O movimento de vida de primeiro era bom demais, os casamentos de primeiro era no padre ou no civil, casava era no padre, ia pra missa, chegava lá casava. De premeiro as pessoas casava só pela a amizade dos velhos. A festa de Cezário cortou o dia até no outro dia até 10 horas. Hoje namora 3 anos, quando casa ainda não dá certo.
Eu não reclamo de minha vida, molhando de noite, carriando no escuro que nem um breu. Já carriei com uma vara de boi, que ia naquele mundo, Deus e eu. 

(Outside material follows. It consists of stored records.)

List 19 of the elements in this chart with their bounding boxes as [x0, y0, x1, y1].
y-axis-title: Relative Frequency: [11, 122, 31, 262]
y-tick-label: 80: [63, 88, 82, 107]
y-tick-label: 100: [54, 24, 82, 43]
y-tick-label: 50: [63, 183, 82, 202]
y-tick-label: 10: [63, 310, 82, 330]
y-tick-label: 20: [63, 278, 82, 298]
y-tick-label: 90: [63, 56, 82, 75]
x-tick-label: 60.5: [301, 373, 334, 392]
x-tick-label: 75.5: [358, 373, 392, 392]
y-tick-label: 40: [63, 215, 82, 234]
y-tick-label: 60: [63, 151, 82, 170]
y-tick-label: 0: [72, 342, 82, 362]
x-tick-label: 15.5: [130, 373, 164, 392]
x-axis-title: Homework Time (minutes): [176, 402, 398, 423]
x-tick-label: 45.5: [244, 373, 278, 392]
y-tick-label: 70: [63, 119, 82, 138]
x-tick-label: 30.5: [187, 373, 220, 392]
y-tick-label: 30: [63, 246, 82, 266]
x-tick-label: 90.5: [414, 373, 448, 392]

  • O SENHOR CARRIAVA ERA COISA DE ROÇA?
Era carriando coisa de roça que eu ia levando lá pro velho Ogenio Lepe, para vender. Era sofrido. Era milho, algodão e momona.

  • O QUE PLANTAVA?
Na época, eu plantava milho, feijão, algodão, feijoa, tudo plantava e tudo saía, o clima da terra era mais sadio. Lumiava com caburãozinho de barro com óleo de momona, depois de um tempo eu lembro que apareceu querosene e as candeia, os povo lumiava de caroço de momona enfiava um no outro num talo e lumiava como uma vela. Tinha também a candeia de cera. Quando as mulheres ganhavam neném passava no umbigo era o azeite, o povo era sadio, já hoje mudou, é uma mordomia que não pode pisar no chão. Meu irmão chega aqui e tira o sapato para pisar na terra para pegar energia para melhorar os nervos. 

  • ÁGUA DE PRIMEIRO ERA SÓ NO RIO?
Era no rio, grota, cacimba de rio, só tinha esse aqui, eu já panhei muita água em cacimba. Para por roça, fazia os mutirão, eu mesmo sai daqui pra ajudar José de Cristina, trabalhava que nem umas máquinas, era saúde, tinha muita energia.